Фантики (Генис) - страница 8

Грачи и в самом деле интересные птицы. Согласно писаниям орнитологов, их отличает упрямство. Выбрав себе жилье, они остаются ему верны, что бы ни делали люди и хищники.



“Когда Лейпцигская городская дума, – пишет Брем, – решила избавиться от грачей, в изобилии поселившихся на соседних тополях, в дело пустили стрелков и вооруженную силу. Ничего не добившись, перед птицами развернули кроваво-красное революционное знамя. Красные флаги, – продолжает не без удовольствия классик, – весело трепетали по ветру под гнездами грачей, на страх и ужас всех мирных граждан, но грачи не побоялись подозрительного красного цвета”. России, однако, грачи нравятся, ибо они двигаются вместе с любимой народом весной, покрывая в день столько же, сколько она: 50 километров. Возможно, поэтому, когда поздним ноябрем 1871 года, накануне долгой петербургской зимы, в Академии художеств открылась первая выставка передвижников, ее душой безоговорочно признали картину Саврасова. В каталоге она называлась с подчеркивающим неизбежность весны радостным восклицательным знаком: “Грачи прилетели!”

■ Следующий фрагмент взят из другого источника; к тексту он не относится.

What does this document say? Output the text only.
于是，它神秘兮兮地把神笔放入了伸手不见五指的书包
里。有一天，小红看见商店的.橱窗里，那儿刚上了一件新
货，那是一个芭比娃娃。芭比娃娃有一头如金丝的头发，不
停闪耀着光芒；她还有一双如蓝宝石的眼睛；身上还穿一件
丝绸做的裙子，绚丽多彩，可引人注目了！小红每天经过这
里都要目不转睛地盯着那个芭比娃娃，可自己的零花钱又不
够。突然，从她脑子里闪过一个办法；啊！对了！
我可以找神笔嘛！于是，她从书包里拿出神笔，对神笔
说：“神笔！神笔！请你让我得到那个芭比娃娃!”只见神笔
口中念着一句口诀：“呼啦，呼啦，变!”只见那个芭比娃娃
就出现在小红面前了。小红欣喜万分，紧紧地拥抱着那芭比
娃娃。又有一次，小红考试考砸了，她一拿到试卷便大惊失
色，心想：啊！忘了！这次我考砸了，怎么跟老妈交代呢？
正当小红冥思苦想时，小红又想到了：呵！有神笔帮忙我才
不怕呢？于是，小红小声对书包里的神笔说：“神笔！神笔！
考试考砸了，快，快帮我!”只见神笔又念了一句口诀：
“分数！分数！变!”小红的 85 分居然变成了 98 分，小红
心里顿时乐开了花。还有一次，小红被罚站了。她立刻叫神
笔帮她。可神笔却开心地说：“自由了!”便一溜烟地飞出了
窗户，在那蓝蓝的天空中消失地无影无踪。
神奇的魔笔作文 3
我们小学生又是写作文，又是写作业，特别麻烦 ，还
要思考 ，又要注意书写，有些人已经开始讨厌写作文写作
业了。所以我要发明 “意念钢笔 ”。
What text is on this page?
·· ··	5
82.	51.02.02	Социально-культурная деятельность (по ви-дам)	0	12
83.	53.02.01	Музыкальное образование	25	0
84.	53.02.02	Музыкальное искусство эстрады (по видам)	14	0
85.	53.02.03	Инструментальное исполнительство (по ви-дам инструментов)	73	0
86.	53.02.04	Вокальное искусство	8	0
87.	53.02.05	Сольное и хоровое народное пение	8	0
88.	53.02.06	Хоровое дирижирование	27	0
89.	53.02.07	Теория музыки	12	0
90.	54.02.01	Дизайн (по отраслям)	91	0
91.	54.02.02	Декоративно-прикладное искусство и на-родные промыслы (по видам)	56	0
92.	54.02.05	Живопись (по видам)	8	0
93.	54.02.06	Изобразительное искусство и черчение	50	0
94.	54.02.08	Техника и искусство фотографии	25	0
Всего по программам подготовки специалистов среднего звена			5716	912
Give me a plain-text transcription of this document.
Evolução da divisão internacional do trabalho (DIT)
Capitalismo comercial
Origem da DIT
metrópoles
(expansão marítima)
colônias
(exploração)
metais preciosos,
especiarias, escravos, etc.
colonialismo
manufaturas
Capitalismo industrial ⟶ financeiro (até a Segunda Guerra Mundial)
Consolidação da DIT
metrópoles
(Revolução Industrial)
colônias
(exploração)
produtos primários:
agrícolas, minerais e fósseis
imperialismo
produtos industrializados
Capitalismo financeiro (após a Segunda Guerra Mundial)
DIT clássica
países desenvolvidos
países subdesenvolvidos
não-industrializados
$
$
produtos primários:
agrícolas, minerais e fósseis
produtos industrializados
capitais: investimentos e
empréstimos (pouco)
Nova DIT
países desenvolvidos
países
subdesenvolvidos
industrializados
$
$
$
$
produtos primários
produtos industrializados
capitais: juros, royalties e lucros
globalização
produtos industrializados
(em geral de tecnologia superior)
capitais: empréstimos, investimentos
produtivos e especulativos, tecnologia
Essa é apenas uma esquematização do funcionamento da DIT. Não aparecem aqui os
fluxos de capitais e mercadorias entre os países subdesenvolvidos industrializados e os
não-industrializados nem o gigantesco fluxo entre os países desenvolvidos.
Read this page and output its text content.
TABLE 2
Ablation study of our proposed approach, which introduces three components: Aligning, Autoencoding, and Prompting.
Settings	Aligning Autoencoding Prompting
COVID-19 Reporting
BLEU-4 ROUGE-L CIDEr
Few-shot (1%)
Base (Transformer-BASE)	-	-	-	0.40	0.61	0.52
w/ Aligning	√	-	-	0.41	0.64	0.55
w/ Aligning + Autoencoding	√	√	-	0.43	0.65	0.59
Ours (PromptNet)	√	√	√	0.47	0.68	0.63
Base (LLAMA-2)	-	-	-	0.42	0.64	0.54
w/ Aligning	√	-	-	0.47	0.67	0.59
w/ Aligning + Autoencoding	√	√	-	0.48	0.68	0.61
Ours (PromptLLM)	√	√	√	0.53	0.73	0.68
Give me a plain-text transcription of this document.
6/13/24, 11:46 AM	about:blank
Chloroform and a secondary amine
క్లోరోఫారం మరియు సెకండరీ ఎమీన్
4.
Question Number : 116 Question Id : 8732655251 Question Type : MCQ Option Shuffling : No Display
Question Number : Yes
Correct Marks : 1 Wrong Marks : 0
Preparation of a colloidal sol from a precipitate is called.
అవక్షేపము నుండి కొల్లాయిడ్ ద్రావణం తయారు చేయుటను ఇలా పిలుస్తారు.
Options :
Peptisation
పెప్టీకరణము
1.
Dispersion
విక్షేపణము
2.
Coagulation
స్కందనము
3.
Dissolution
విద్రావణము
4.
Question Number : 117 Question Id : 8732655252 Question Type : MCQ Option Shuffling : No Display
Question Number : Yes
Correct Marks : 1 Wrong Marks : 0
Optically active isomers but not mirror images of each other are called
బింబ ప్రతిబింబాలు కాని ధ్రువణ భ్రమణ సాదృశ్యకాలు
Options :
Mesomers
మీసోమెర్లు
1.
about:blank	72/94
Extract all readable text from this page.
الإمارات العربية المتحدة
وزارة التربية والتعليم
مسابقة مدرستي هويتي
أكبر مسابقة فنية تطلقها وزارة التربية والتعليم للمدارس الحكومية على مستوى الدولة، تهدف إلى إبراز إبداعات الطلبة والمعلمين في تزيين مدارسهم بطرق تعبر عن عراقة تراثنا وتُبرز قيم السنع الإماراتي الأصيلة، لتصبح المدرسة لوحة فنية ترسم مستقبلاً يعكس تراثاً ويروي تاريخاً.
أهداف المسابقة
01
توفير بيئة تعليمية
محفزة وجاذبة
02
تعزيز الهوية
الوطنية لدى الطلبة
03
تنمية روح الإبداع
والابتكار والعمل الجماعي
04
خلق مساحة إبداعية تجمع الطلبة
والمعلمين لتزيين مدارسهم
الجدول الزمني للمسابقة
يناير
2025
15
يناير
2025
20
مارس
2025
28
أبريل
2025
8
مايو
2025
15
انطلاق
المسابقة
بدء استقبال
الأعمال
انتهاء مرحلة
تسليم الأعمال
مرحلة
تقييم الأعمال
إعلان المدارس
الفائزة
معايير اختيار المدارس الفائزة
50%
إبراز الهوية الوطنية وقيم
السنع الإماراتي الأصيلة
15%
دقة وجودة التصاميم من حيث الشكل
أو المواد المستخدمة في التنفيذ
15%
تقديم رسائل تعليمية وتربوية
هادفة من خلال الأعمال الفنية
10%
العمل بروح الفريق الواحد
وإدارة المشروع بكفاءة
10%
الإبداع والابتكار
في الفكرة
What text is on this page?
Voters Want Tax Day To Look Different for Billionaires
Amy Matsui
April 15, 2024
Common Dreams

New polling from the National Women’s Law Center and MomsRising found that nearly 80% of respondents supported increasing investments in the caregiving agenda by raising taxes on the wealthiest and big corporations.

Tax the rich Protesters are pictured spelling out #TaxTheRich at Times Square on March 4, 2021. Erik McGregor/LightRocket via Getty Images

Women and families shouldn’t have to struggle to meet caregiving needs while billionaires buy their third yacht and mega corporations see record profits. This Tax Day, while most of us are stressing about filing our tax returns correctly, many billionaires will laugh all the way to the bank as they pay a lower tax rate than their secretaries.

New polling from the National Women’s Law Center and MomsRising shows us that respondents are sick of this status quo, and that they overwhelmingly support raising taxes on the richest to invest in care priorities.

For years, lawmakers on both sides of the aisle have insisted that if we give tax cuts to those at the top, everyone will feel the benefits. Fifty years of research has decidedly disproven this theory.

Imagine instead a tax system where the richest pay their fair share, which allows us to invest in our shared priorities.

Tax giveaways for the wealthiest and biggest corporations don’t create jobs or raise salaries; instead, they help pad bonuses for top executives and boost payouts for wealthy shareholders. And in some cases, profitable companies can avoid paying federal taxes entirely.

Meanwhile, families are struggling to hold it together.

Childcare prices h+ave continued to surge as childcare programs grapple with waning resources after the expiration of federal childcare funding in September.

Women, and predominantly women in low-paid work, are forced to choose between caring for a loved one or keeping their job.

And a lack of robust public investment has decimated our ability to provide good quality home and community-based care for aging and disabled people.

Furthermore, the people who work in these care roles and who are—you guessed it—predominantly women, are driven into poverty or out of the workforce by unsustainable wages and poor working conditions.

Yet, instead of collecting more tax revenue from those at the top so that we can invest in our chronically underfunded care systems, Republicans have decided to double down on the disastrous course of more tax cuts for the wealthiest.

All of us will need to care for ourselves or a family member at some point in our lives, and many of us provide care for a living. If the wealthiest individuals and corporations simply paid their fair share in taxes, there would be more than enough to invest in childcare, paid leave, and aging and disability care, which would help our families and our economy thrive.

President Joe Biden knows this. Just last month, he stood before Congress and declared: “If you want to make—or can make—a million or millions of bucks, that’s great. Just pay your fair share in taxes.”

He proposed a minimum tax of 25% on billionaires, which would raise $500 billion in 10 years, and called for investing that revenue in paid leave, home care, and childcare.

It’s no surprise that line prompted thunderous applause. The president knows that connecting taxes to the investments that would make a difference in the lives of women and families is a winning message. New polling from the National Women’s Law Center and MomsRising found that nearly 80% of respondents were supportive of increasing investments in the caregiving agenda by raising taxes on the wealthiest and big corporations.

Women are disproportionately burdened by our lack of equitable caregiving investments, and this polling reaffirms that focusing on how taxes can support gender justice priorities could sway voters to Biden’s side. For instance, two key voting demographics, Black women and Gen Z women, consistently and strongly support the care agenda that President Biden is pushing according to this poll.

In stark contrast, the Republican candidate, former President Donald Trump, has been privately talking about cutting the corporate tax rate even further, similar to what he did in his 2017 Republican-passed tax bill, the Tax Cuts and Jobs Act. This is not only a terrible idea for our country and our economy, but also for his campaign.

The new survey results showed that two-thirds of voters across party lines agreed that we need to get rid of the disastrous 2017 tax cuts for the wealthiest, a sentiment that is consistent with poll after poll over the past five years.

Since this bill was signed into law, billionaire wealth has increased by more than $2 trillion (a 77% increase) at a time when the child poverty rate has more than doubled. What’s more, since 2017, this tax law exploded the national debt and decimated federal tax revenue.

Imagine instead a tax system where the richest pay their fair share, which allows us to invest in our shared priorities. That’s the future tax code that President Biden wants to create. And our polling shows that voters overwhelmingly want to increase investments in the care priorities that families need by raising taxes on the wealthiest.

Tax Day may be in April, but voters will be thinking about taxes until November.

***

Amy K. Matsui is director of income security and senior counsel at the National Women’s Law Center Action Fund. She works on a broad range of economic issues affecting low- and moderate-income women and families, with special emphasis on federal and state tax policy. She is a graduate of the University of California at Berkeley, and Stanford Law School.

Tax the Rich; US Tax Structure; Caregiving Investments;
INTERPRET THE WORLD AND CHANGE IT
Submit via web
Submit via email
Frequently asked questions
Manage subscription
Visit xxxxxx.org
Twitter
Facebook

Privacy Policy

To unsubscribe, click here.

Во времена, когда кардинальная простота спорила с радикальной наивностью, всякую картину считали честным окном. Выглянув из него, зритель видел примерно то же, что он мог бы разглядеть и без художника. Но, премьера скромного отечественного импрессионизма, картина Саврасова была не окном, а форточкой – уникальным (я нигде больше ее не встречал) ответом на русские морозы. Полотно “Грачи прилетели!” выполняет ту же функцию: впускает свежий воздух, по-прежнему опьяняющий зрителя, особенно зимой. С тех пор квадратный холст Саврасова вошел в ДНК россиян, превратившись в мнемонический знак нации и эпиграф ее природы. Я встречался с этой картиной в букваре и в детской комнате милиции, в депо пожарной охраны и в кабинете университетского ректора. Она висела (рядом с иконкой) в избе пасечника, делившегося со мной фольклором, и в квартире участкового, за дочкой которого я безуспешно ухаживал. Избавиться от “Грачей”, как и предупреждал Брем, невозможно. Остается их полюбить, причем с недоступной чужеземцу страстью:

Не поймет и не заметит
Гордый взор иноплеменный,
Что сквозит и робко светит
В наготе твоей смиренной.

Но что бы ни утверждал Тютчев и другие патриоты, убогая прелесть нищеты вовсе не является исключительно русским достоянием. Эксклюзивной, говоря по-нерусски, картину Саврасова делает не архитектура худого забора и покосившегося сарая, а специфический тип отношений между родной землей и присущими именно ей временами года. Дело в том, что в континентальной державе зима и лето стабильны, постоянны, даже вечны – как смерть и жизнь. Зато весна и осень мимолетны. И не потому, что коротки, а потому, что их суть проявляется в перемене, в движении, в росте или угасании. В этом их творческий, а в случае весны и России – еще и революционный характер. В речной стране, где ледоход встречали разбивающие заторы пушки, смена сезонов была долгожданным и опасным, как революция, потрясением. Об этом – “Весна священная”, где воинственные остинато Стравинского выколачивают дробь из отечественной природы. Русская весна требует жертв, без которых не может обойтись необходимая, неизбежная и всегда волнующая метаморфоза. Из всей этой регулярной драмы Саврасов выбрал лишь один, но самый главный момент – первый. Колесо русского года схвачено художником в тот момент, когда оно вновь, после долгого зимнего прозябания, пришло в движение.